Telekom in den USA auf Brautschau

10.03.2000
BONN (CW) - Die transatlantischen Expansionspläne der Deutschen Telekom bleiben im Nebel. Im Moment wird den Deutschen ein Flirt mit dem US-Carrier Qwest nachgesagt. Einer Verbindung steht jedoch der Qwest-Juniorpartner US West im Wege. Telekom-Chef Ron Sommer sucht deshalb auch Kontakt zu anderen potenziellen Partnern.

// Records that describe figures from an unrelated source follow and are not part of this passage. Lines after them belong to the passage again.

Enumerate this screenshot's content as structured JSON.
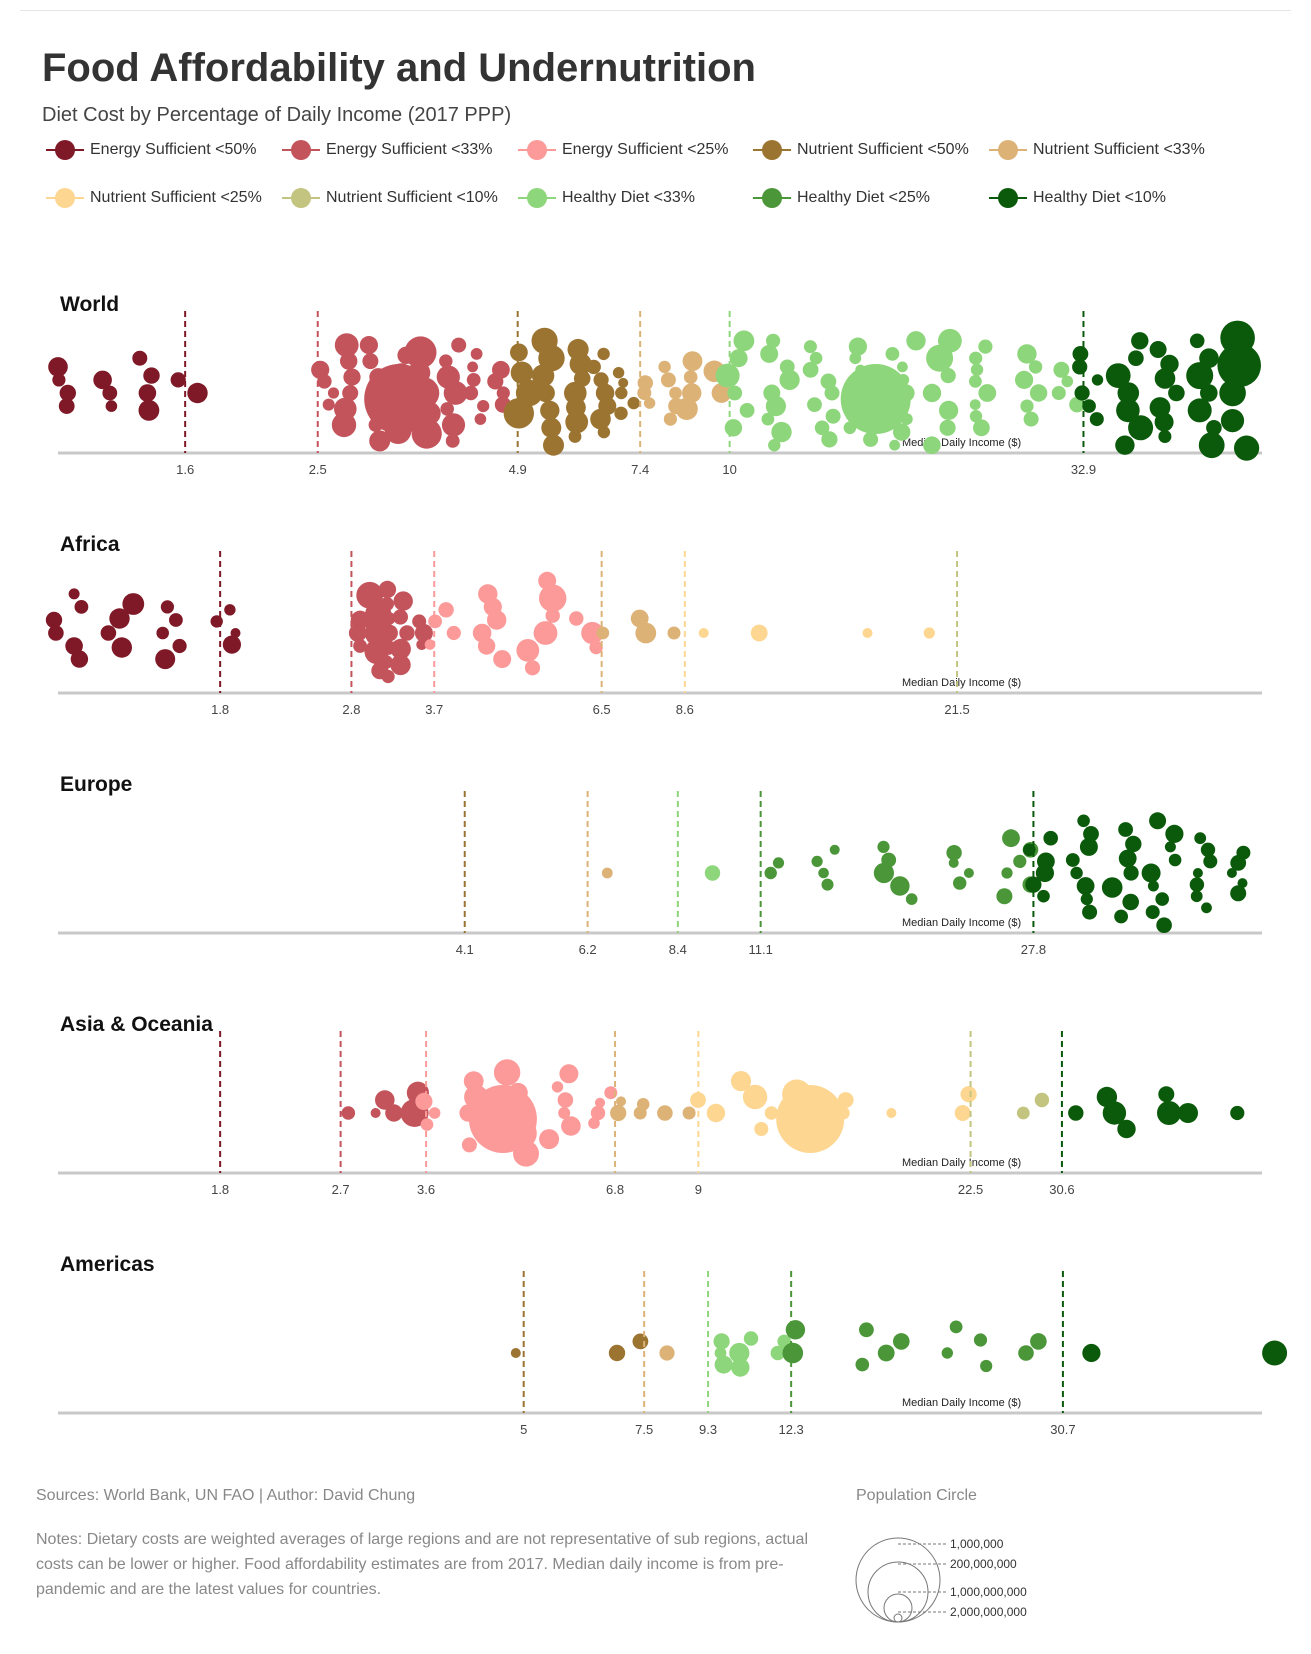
{
  "header": {
    "title": "Food Affordability and Undernutrition",
    "subtitle": "Diet Cost by Percentage of Daily Income (2017 PPP)"
  },
  "legend": [
    {
      "label": "Energy Sufficient <50%",
      "color": "#7f1927"
    },
    {
      "label": "Energy Sufficient <33%",
      "color": "#c4545c"
    },
    {
      "label": "Energy Sufficient <25%",
      "color": "#fb9a99"
    },
    {
      "label": "Nutrient Sufficient <50%",
      "color": "#9c7432"
    },
    {
      "label": "Nutrient Sufficient <33%",
      "color": "#dcb277"
    },
    {
      "label": "Nutrient Sufficient <25%",
      "color": "#fdd691"
    },
    {
      "label": "Nutrient Sufficient <10%",
      "color": "#c2c47f"
    },
    {
      "label": "Healthy Diet <33%",
      "color": "#8ed67b"
    },
    {
      "label": "Healthy Diet <25%",
      "color": "#4a9638"
    },
    {
      "label": "Healthy Diet <10%",
      "color": "#0b5a0b"
    }
  ],
  "axis_label": "Median Daily Income ($)",
  "chart_data": [
    {
      "type": "scatter",
      "title": "World",
      "xlabel": "Median Daily Income ($)",
      "thresholds": [
        {
          "value": 1.6,
          "label": "1.6",
          "category": 0
        },
        {
          "value": 2.5,
          "label": "2.5",
          "category": 1
        },
        {
          "value": 4.9,
          "label": "4.9",
          "category": 3
        },
        {
          "value": 7.4,
          "label": "7.4",
          "category": 4
        },
        {
          "value": 10,
          "label": "10",
          "category": 7
        },
        {
          "value": 32.9,
          "label": "32.9",
          "category": 9
        }
      ],
      "groups": [
        {
          "category": 0,
          "counts": [
            4,
            3,
            4,
            2
          ],
          "sizes": [
            18,
            18,
            24,
            18
          ]
        },
        {
          "category": 1,
          "counts": [
            4,
            6,
            9,
            12,
            10,
            8,
            6,
            4
          ],
          "sizes": [
            16,
            22,
            22,
            26,
            28,
            22,
            18,
            16
          ],
          "big": 70
        },
        {
          "category": 3,
          "counts": [
            4,
            8,
            9,
            7,
            5
          ],
          "sizes": [
            28,
            24,
            20,
            18,
            14
          ]
        },
        {
          "category": 4,
          "counts": [
            3,
            5,
            4,
            2
          ],
          "sizes": [
            14,
            18,
            22,
            30
          ]
        },
        {
          "category": 7,
          "counts": [
            6,
            9,
            12,
            14,
            12,
            10,
            8,
            6,
            4
          ],
          "sizes": [
            24,
            18,
            16,
            16,
            18,
            24,
            16,
            18,
            16
          ],
          "big": 70
        },
        {
          "category": 9,
          "counts": [
            6,
            8,
            9,
            8,
            6
          ],
          "sizes": [
            18,
            24,
            20,
            24,
            38
          ]
        }
      ]
    },
    {
      "type": "scatter",
      "title": "Africa",
      "xlabel": "Median Daily Income ($)",
      "thresholds": [
        {
          "value": 1.8,
          "label": "1.8",
          "category": 0
        },
        {
          "value": 2.8,
          "label": "2.8",
          "category": 1
        },
        {
          "value": 3.7,
          "label": "3.7",
          "category": 2
        },
        {
          "value": 6.5,
          "label": "6.5",
          "category": 4
        },
        {
          "value": 8.6,
          "label": "8.6",
          "category": 5
        },
        {
          "value": 21.5,
          "label": "21.5",
          "category": 6
        }
      ],
      "groups": [
        {
          "category": 0,
          "counts": [
            6,
            4,
            5,
            4
          ],
          "sizes": [
            18,
            20,
            18,
            16
          ]
        },
        {
          "category": 1,
          "counts": [
            3,
            5,
            7,
            5,
            3
          ],
          "sizes": [
            18,
            26,
            20,
            22,
            16
          ]
        },
        {
          "category": 2,
          "counts": [
            4,
            6,
            6,
            3
          ],
          "sizes": [
            16,
            18,
            24,
            20
          ]
        },
        {
          "category": 4,
          "counts": [
            1,
            2,
            1
          ],
          "sizes": [
            12,
            20,
            20
          ]
        },
        {
          "category": 5,
          "counts": [
            1,
            1,
            1,
            1
          ],
          "sizes": [
            14,
            16,
            12,
            12
          ]
        }
      ]
    },
    {
      "type": "scatter",
      "title": "Europe",
      "xlabel": "Median Daily Income ($)",
      "thresholds": [
        {
          "value": 4.1,
          "label": "4.1",
          "category": 3
        },
        {
          "value": 6.2,
          "label": "6.2",
          "category": 4
        },
        {
          "value": 8.4,
          "label": "8.4",
          "category": 7
        },
        {
          "value": 11.1,
          "label": "11.1",
          "category": 8
        },
        {
          "value": 27.8,
          "label": "27.8",
          "category": 9
        }
      ],
      "groups": [
        {
          "category": 4,
          "counts": [
            1
          ],
          "sizes": [
            14
          ]
        },
        {
          "category": 7,
          "counts": [
            1
          ],
          "sizes": [
            14
          ]
        },
        {
          "category": 8,
          "counts": [
            2,
            4,
            5,
            4,
            6
          ],
          "sizes": [
            14,
            16,
            18,
            14,
            16
          ]
        },
        {
          "category": 9,
          "counts": [
            6,
            8,
            10,
            9,
            7,
            5
          ],
          "sizes": [
            16,
            18,
            20,
            18,
            16,
            14
          ]
        }
      ]
    },
    {
      "type": "scatter",
      "title": "Asia & Oceania",
      "xlabel": "Median Daily Income ($)",
      "thresholds": [
        {
          "value": 1.8,
          "label": "1.8",
          "category": 0
        },
        {
          "value": 2.7,
          "label": "2.7",
          "category": 1
        },
        {
          "value": 3.6,
          "label": "3.6",
          "category": 2
        },
        {
          "value": 6.8,
          "label": "6.8",
          "category": 4
        },
        {
          "value": 9,
          "label": "9",
          "category": 5
        },
        {
          "value": 22.5,
          "label": "22.5",
          "category": 6
        },
        {
          "value": 30.6,
          "label": "30.6",
          "category": 9
        }
      ],
      "groups": [
        {
          "category": 1,
          "counts": [
            1,
            1,
            2,
            2
          ],
          "sizes": [
            12,
            12,
            18,
            28
          ]
        },
        {
          "category": 2,
          "counts": [
            3,
            5,
            7,
            6,
            4
          ],
          "sizes": [
            16,
            22,
            28,
            18,
            14
          ],
          "big": 68
        },
        {
          "category": 4,
          "counts": [
            2,
            2,
            1,
            1
          ],
          "sizes": [
            16,
            12,
            14,
            12
          ]
        },
        {
          "category": 5,
          "counts": [
            2,
            4,
            3,
            2,
            1,
            2
          ],
          "sizes": [
            18,
            22,
            26,
            18,
            12,
            26
          ],
          "big": 68
        },
        {
          "category": 6,
          "counts": [
            2
          ],
          "sizes": [
            18
          ]
        },
        {
          "category": 9,
          "counts": [
            1,
            3,
            2,
            1,
            1
          ],
          "sizes": [
            14,
            22,
            26,
            18,
            14
          ]
        }
      ]
    },
    {
      "type": "scatter",
      "title": "Americas",
      "xlabel": "Median Daily Income ($)",
      "thresholds": [
        {
          "value": 5,
          "label": "5",
          "category": 3
        },
        {
          "value": 7.5,
          "label": "7.5",
          "category": 4
        },
        {
          "value": 9.3,
          "label": "9.3",
          "category": 7
        },
        {
          "value": 12.3,
          "label": "12.3",
          "category": 8
        },
        {
          "value": 30.7,
          "label": "30.7",
          "category": 9
        }
      ],
      "groups": [
        {
          "category": 3,
          "counts": [
            1,
            2
          ],
          "sizes": [
            16,
            16
          ]
        },
        {
          "category": 4,
          "counts": [
            1
          ],
          "sizes": [
            14
          ]
        },
        {
          "category": 7,
          "counts": [
            3,
            3,
            2
          ],
          "sizes": [
            16,
            20,
            16
          ]
        },
        {
          "category": 8,
          "counts": [
            2,
            4,
            4,
            2
          ],
          "sizes": [
            32,
            16,
            18,
            16
          ]
        },
        {
          "category": 9,
          "counts": [
            1,
            1
          ],
          "sizes": [
            20,
            38
          ]
        }
      ]
    }
  ],
  "footer": {
    "sources": "Sources: World Bank, UN FAO | Author: David Chung",
    "notes": "Notes: Dietary costs are weighted averages of large regions and are not representative of sub regions, actual costs can be lower or higher. Food affordability estimates are from 2017. Median daily income is from pre-pandemic and are the latest values for countries."
  },
  "population_legend": {
    "title": "Population Circle",
    "entries": [
      "1,000,000",
      "200,000,000",
      "1,000,000,000",
      "2,000,000,000"
    ],
    "values": [
      1000000,
      200000000,
      1000000000,
      2000000000
    ]
  }
}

Philip Anschutz ist ein gefragter Mann. Der US-Investor ist nicht nur Besitzer des deutschen Eishockey-Clubs Munich Barons, sondern mit einem Anteil von 39 Prozent auch Haupteigentümer des amerikanischen Netzbetreibers Qwest. Diese Tatsache macht den deutschstämmigen Amerikaner für Ron Sommer besonders interessant. Der Telekom-Boss, der sein Unternehmen nach der Auflösung von Global One international neu aufstellen muss, sucht im nordamerikanischen Markt nämlich händeringend nach einem Partner. Qwest, ein in Denver, Colorado, beheimateter Carrier, würde Sommer da sehr gut ins Konzept passen. Allerdings hat der Deal nur dann eine Chance, wenn Anschutz sein Plazet gibt.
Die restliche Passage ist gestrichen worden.